Pedagogy Forum, Week 6

Discussions on the difficulties concerning the public school system and how such difficulties stem from a certain lack of freedom from the teacher’s perspective made me think of how a lot could be learned to instill nuanced ways of teaching. By facilitating small changes in the classroom to introduce a more discursive means of communicating with students, one could then promote teaching styles and projects beyond the norm and perhaps encourage further change in the system. I think poetry among other subjects could be a perfect venue for such discursive attributes as writing poetry is in and of itself discursive in its processes. Poetry is an act of refamiliarizing oneself to the everyday, creating an uncanny point of view to a subject, object, or any other means of interpreting and sensing the world around us. One’s ability to hone such refamiliarization can and does open avenues for deeper learning and understanding that can be applied to the way we develop our education and what we do with such knowledge.

1 comment:

  1. I could not agree more, and I am trying very hard to do just that. This class has been very helpful, both in my teaching and in my writing.

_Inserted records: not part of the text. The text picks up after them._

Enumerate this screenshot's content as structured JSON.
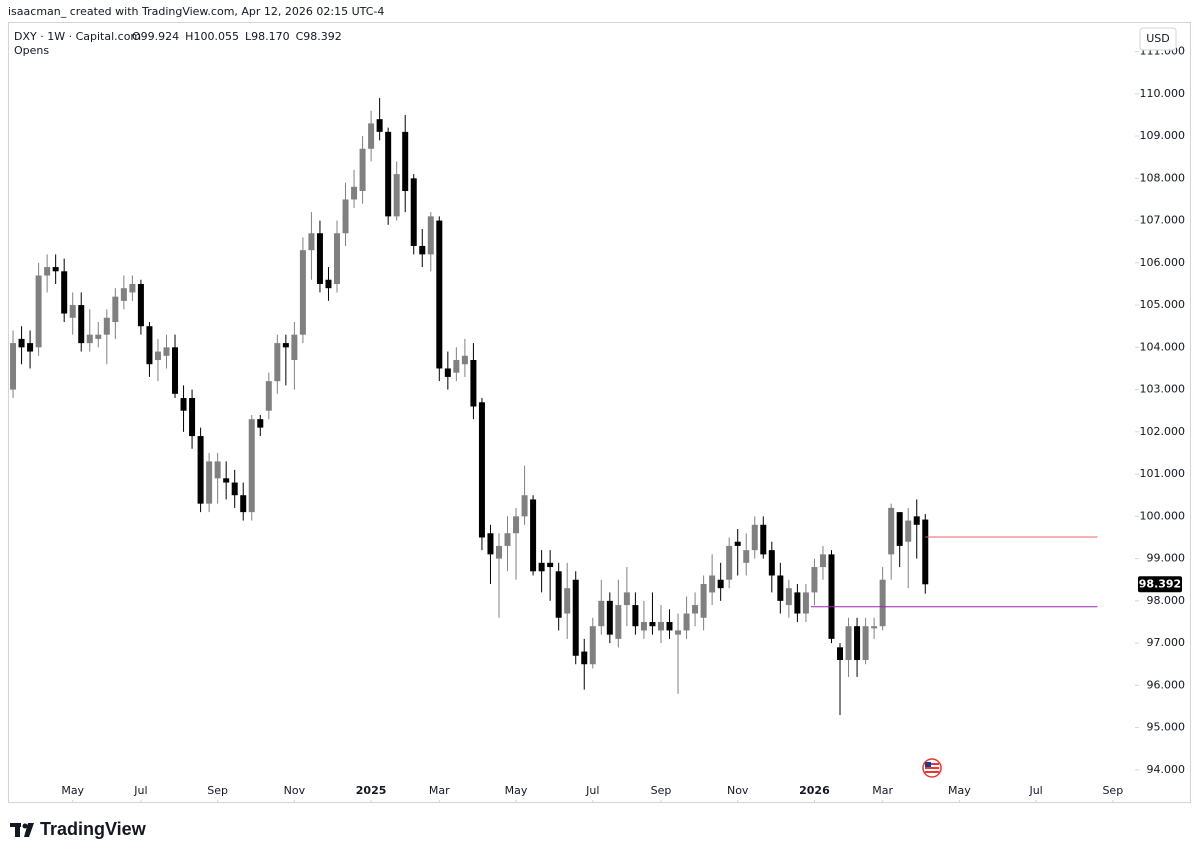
{
  "header": "isaacman_ created with TradingView.com, Apr 12, 2026 02:15 UTC-4",
  "footer": {
    "brand": "TradingView"
  },
  "chart_data": {
    "type": "candlestick",
    "symbol": "DXY · 1W · Capital.com",
    "subtitle": "Opens",
    "currency": "USD",
    "legend": {
      "labels": [
        "O",
        "H",
        "L",
        "C"
      ],
      "value_labels": [
        "99.924",
        "100.055",
        "98.170",
        "98.392"
      ]
    },
    "up_color": "#808080",
    "down_color": "#000000",
    "open": [
      103.0,
      104.2,
      104.1,
      104.0,
      105.7,
      105.9,
      105.8,
      104.7,
      105.0,
      104.1,
      104.2,
      104.3,
      104.6,
      105.1,
      105.3,
      105.5,
      104.5,
      103.7,
      103.8,
      104.0,
      102.8,
      102.8,
      101.9,
      100.3,
      100.9,
      100.9,
      100.8,
      100.5,
      100.1,
      102.3,
      102.5,
      103.2,
      104.1,
      103.7,
      104.3,
      106.3,
      106.7,
      105.6,
      105.5,
      106.7,
      107.5,
      107.7,
      108.7,
      109.4,
      109.1,
      107.1,
      109.1,
      108.0,
      106.4,
      106.2,
      107.0,
      103.5,
      103.4,
      103.6,
      103.7,
      102.7,
      99.6,
      99.0,
      99.3,
      99.6,
      100.0,
      100.4,
      98.9,
      98.9,
      98.7,
      97.7,
      98.5,
      96.8,
      96.5,
      97.4,
      98.0,
      97.1,
      97.9,
      97.9,
      97.3,
      97.5,
      97.3,
      97.5,
      97.2,
      97.3,
      97.7,
      97.6,
      98.2,
      98.5,
      98.5,
      99.4,
      98.9,
      99.2,
      99.8,
      99.2,
      98.6,
      97.9,
      98.2,
      97.7,
      98.2,
      98.8,
      99.1,
      96.9,
      96.6,
      97.4,
      96.6,
      97.35,
      97.4,
      99.1,
      100.1,
      99.4,
      100.0,
      99.924
    ],
    "high": [
      104.4,
      104.5,
      104.4,
      106.0,
      106.2,
      106.2,
      106.1,
      105.3,
      105.3,
      104.9,
      104.6,
      104.9,
      105.4,
      105.7,
      105.7,
      105.6,
      104.6,
      104.2,
      104.3,
      104.3,
      103.1,
      103.0,
      102.1,
      101.5,
      101.5,
      101.3,
      101.1,
      100.8,
      102.4,
      102.4,
      103.4,
      104.3,
      104.3,
      104.6,
      106.6,
      107.2,
      107.0,
      105.9,
      107.0,
      107.9,
      108.2,
      109.0,
      109.6,
      109.9,
      109.2,
      108.4,
      109.5,
      108.1,
      106.8,
      107.2,
      107.1,
      103.9,
      104.0,
      104.2,
      104.1,
      102.8,
      99.8,
      99.6,
      100.0,
      100.2,
      101.2,
      100.5,
      99.2,
      99.2,
      98.9,
      98.9,
      98.7,
      97.1,
      97.6,
      98.5,
      98.2,
      98.5,
      98.8,
      98.2,
      98.0,
      98.2,
      97.9,
      97.8,
      97.7,
      98.1,
      98.2,
      98.6,
      99.1,
      98.9,
      99.5,
      99.7,
      99.6,
      100.0,
      100.0,
      99.4,
      98.9,
      98.5,
      98.4,
      98.4,
      99.0,
      99.3,
      99.2,
      97.0,
      97.6,
      97.6,
      97.6,
      97.6,
      98.8,
      100.3,
      100.1,
      100.2,
      100.4,
      100.055
    ],
    "low": [
      102.8,
      103.6,
      103.5,
      103.8,
      105.3,
      105.5,
      104.6,
      104.3,
      103.9,
      103.9,
      104.0,
      103.6,
      104.2,
      104.9,
      105.1,
      104.3,
      103.3,
      103.2,
      103.5,
      102.8,
      102.0,
      101.6,
      100.1,
      100.1,
      100.3,
      100.4,
      100.2,
      99.9,
      99.9,
      101.9,
      102.3,
      102.9,
      103.1,
      103.0,
      104.1,
      105.6,
      105.3,
      105.1,
      105.3,
      106.4,
      107.3,
      107.4,
      108.4,
      108.9,
      106.9,
      107.0,
      107.2,
      106.2,
      105.9,
      105.8,
      103.2,
      103.0,
      103.2,
      103.3,
      102.3,
      99.2,
      98.4,
      97.6,
      98.7,
      98.5,
      99.8,
      98.6,
      98.2,
      98.0,
      97.3,
      97.1,
      96.5,
      95.9,
      96.4,
      97.2,
      97.0,
      96.9,
      97.4,
      97.2,
      97.1,
      97.2,
      97.0,
      97.1,
      95.8,
      97.1,
      97.4,
      97.3,
      97.9,
      98.0,
      98.3,
      98.6,
      98.6,
      99.0,
      99.0,
      98.2,
      97.7,
      97.6,
      97.5,
      97.5,
      97.9,
      98.5,
      97.0,
      95.3,
      96.2,
      96.2,
      96.5,
      97.1,
      97.3,
      98.5,
      98.8,
      98.3,
      99.0,
      98.17
    ],
    "close": [
      104.1,
      104.0,
      103.9,
      105.7,
      105.9,
      105.8,
      104.8,
      105.0,
      104.1,
      104.3,
      104.3,
      104.7,
      105.2,
      105.4,
      105.5,
      104.5,
      103.6,
      103.9,
      104.0,
      102.9,
      102.5,
      101.9,
      100.3,
      101.3,
      101.3,
      100.8,
      100.5,
      100.1,
      102.3,
      102.1,
      103.2,
      104.1,
      104.0,
      104.3,
      106.3,
      106.7,
      105.5,
      105.4,
      106.7,
      107.5,
      107.8,
      108.7,
      109.3,
      109.1,
      107.1,
      108.1,
      107.7,
      106.4,
      106.2,
      107.1,
      103.5,
      103.3,
      103.7,
      103.8,
      102.6,
      99.5,
      99.1,
      99.3,
      99.6,
      100.0,
      100.5,
      98.7,
      98.7,
      98.8,
      97.6,
      98.3,
      96.7,
      96.5,
      97.4,
      98.0,
      97.2,
      97.9,
      98.2,
      97.4,
      97.5,
      97.4,
      97.5,
      97.3,
      97.3,
      97.7,
      97.9,
      98.4,
      98.6,
      98.3,
      99.3,
      99.3,
      99.2,
      99.8,
      99.1,
      98.6,
      98.0,
      98.3,
      97.7,
      98.2,
      98.8,
      99.1,
      97.1,
      96.6,
      97.4,
      96.6,
      97.4,
      97.4,
      98.5,
      100.2,
      99.3,
      99.9,
      99.8,
      98.392
    ],
    "ylim": [
      93.76,
      111.7
    ],
    "yticks": [
      {
        "value": 94,
        "label": "94.000"
      },
      {
        "value": 95,
        "label": "95.000"
      },
      {
        "value": 96,
        "label": "96.000"
      },
      {
        "value": 97,
        "label": "97.000"
      },
      {
        "value": 98,
        "label": "98.000"
      },
      {
        "value": 99,
        "label": "99.000"
      },
      {
        "value": 100,
        "label": "100.000"
      },
      {
        "value": 101,
        "label": "101.000"
      },
      {
        "value": 102,
        "label": "102.000"
      },
      {
        "value": 103,
        "label": "103.000"
      },
      {
        "value": 104,
        "label": "104.000"
      },
      {
        "value": 105,
        "label": "105.000"
      },
      {
        "value": 106,
        "label": "106.000"
      },
      {
        "value": 107,
        "label": "107.000"
      },
      {
        "value": 108,
        "label": "108.000"
      },
      {
        "value": 109,
        "label": "109.000"
      },
      {
        "value": 110,
        "label": "110.000"
      },
      {
        "value": 111,
        "label": "111.000"
      }
    ],
    "xlim": [
      -0.59,
      131.6
    ],
    "xticks": [
      {
        "value": 7,
        "label": "May"
      },
      {
        "value": 15,
        "label": "Jul"
      },
      {
        "value": 24,
        "label": "Sep"
      },
      {
        "value": 33,
        "label": "Nov"
      },
      {
        "value": 42,
        "label": "2025"
      },
      {
        "value": 50,
        "label": "Mar"
      },
      {
        "value": 59,
        "label": "May"
      },
      {
        "value": 68,
        "label": "Jul"
      },
      {
        "value": 76,
        "label": "Sep"
      },
      {
        "value": 85,
        "label": "Nov"
      },
      {
        "value": 94,
        "label": "2026"
      },
      {
        "value": 102,
        "label": "Mar"
      },
      {
        "value": 111,
        "label": "May"
      },
      {
        "value": 120,
        "label": "Jul"
      },
      {
        "value": 129,
        "label": "Sep"
      }
    ],
    "bold_xticks": [
      "2025",
      "2026"
    ],
    "levels": [
      {
        "value": 99.51,
        "color": "#f06262",
        "start": 107,
        "end": 127.2
      },
      {
        "value": 97.86,
        "color": "#9c27b0",
        "start": 93.6,
        "end": 127.2
      }
    ]
  }
}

    I have spent many moments wondering what might have happend to me, if I had been introduced to creative writing as a means for composing critical writing earlier in my life, I am still grateful for any improvement, but I think that those who are introduced early to this exceptional way of teaching writing, reap huge benefits. So since I did not get the opportunity in high school or even undergraduate studies, I have vowed to try to pay this forward. We will se how it all works out.